Landgericht behandelt 10.459 Klagepunkte Auftakt im Riesen-Prozess um Bonner Drogenbande

Bonn · Vor dem Bonner Landgericht hat der erste Prozess um einen professionellen Online-Drogenhandel im Darknet begonnen. Die Männer haben vor allem Cannabis und Ecstasy. Verhandelt werden müssen insgesamt 10.459 Anklagepunkte.

 Im Drogen-Onlineshop "Chemical Revolution" sind vor allem synthetische Drogen wie Ecstasy zum Verkauf angeboten worden. Symbolbild: Henning Kaiser

Im Drogen-Onlineshop "Chemical Revolution" sind vor allem synthetische Drogen wie Ecstasy zum Verkauf angeboten worden. Symbolbild: Henning Kaiser

Foto: Henning Kaiser

Nach einer guten Stunde waren die beiden Vertreter der Kölner Anklagebehörde bei Punkt 127 abgekommen. Vor der 10. großen Strafkammer am Bonner Landgericht hat am Freitagmorgen der erste von insgesamt drei Prozessen um einen illegalen Online-Handel mit Drogen begonnen. Mit größter Professionalität soll ein Bandennetzwerk von Bonn aus Cannabisprodukte und Ecstasy im Darknet verkauft haben. Angeklagt sind zunächst zwölf Männer im Alter zwischen 23 und 45 Jahren wegen gemeinschaftlichen Betäubungsmittelhandels.

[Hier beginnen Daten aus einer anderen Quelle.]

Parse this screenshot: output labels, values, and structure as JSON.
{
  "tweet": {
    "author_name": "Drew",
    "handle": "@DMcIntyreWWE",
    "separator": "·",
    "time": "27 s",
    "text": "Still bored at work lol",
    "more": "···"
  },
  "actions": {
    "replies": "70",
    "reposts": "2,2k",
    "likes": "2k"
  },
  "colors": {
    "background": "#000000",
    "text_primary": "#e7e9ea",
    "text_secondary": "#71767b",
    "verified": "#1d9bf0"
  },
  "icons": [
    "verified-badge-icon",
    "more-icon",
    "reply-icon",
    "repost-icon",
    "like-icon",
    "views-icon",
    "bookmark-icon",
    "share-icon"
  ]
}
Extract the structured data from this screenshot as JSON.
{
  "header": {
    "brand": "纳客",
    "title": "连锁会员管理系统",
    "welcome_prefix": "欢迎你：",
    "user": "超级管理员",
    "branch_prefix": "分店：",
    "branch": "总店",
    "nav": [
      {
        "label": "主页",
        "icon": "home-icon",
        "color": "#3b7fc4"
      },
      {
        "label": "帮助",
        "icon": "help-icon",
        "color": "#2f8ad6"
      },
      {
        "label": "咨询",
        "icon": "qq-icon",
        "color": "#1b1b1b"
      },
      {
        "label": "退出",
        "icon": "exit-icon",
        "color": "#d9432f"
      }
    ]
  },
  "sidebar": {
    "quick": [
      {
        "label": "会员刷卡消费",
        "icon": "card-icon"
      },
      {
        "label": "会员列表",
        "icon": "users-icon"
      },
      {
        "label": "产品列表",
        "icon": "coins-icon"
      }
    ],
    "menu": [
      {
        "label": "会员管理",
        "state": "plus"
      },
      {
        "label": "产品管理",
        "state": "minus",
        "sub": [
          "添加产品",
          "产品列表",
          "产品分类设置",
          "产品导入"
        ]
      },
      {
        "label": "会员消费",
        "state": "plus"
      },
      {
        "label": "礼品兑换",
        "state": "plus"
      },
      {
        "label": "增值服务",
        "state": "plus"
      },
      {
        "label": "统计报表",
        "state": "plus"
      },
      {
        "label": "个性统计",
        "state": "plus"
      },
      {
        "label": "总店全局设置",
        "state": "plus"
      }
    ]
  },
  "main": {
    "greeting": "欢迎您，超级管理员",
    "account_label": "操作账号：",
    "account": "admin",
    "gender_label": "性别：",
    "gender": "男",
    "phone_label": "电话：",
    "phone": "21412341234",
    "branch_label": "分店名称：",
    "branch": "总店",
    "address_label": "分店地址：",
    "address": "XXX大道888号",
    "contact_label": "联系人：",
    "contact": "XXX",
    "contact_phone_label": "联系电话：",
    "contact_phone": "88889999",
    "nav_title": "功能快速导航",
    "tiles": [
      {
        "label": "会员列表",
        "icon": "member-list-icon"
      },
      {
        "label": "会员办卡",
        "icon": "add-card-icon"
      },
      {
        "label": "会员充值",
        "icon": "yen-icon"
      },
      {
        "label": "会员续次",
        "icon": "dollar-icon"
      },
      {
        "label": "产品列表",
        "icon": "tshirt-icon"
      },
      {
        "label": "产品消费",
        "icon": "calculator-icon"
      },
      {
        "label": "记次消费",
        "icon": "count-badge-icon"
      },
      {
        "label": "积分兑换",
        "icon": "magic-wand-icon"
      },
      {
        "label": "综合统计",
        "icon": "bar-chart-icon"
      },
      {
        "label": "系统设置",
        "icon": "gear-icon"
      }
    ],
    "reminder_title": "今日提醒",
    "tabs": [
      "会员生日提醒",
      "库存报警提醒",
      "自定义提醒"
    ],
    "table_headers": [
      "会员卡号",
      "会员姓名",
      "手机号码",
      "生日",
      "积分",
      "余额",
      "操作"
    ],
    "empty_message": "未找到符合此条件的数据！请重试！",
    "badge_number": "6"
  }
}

Aus verfahrenstechnischen Gründen müssen sich die Beteiligten in gesonderten Prozessen vor der 1., 3. und 10. großen Strafkammer verantworten. Am Freitag saßen drei 24-Jährige und ein 30 Jahre alter Mann auf der Anklagebank. Anklage hatte die bei der Staatsanwaltschaft Köln angesiedelte Zentral- und Ansprechstelle Cybercrime Nordrhein-Westfalen, kurz ZAC NRW, erhoben. Gegen weitere möglicherweise Beteiligte wird noch ermittelt; es sollen bis zu 20 Personen involviert gewesen sein.

Weil die Verlesung aller 10.459 Anklagepunkte bei dem eingangs erwähnten Tempo und einem angenommenen Achtstundentag mehr als zehn Tage dauern würde, hatten die Ankläger die restlichen 10.332 Fälle in einem 350 Seiten starken Anhang zusammengestellt, die der Kammervorsitzende Marc Eumann den Prozessbeteiligten im sogenannten Selbstleseverfahren zugänglich machen wollte. Dagegen legte allerdings ein Verteidiger Einspruch ein, dem die Vertreter der drei anderen Angeklagten folgten: Wenn das Gericht 10.000 Fälle verhandeln wolle, könne es auch 10.000 verlesen, so ein Kollege des Antragsstellers.

Das will aber wohl ernsthaft niemand über sich ergehen lassen: Durch ihr Vorgehen stellen die Anwälte nur sicher, dass sie sich im Falle einer eventuellen Revision des Urteils auf der sicheren Seite befinden. Es waren also wohl rein prozesstaktische Gründe, aus denen die Auftaktverhandlung nach Verlesung der Anklage vertagt werden musste.

Kunden bewerteten online die Drogenprodukte

Offenbar ist die Plattformwirtschaft auch im Darknet im Kommen: Alphabay oder DreamMarket heißen die illegalen Ebay- oder Amazon-Pendants, über die die Angeklagten ihren Handel abgewickelt haben sollen. Und die drei Shops BigActionMan50, BigActionMan11 und BigKushHunter waren ähnlich professionell aufgebaut, wie gute legale Varianten, inklusive Kundenbewertungen: „Geschmacklich nur erste Sahne – kann man nicht meckern“ oder „Bewertung is good – I’m stoned“ lauteten zwei der Statements, die die Vertreterin der Staatsanwaltschaft verlas. „Die Jungs wissen, was Business heißt“, lautet eine dritte.

Dafür spricht auch, was die Fahnder in einer Wohnung in einem Bonner Wohngebiet fanden, in dem die Angeklagten ihr Lager eingerichtet haben sollen: Von Laptops über eine Feinwaage, Vakuumiergeräte, Gummihandschuhe bis zu Pappkartons, Etikettier- und Briefmarkenrollen oder wattierten Versandumschlägen konnten die Ermittler hier alles sicherstellen, was für einen professionellen Handel notwendig ist.

Frühestens am kommenden Montag kann die Kammer nun mit der Beweisaufnahme beginnen. Bis dahin wollen die Anwälte ihren Widerspruch schriftlich einreichen.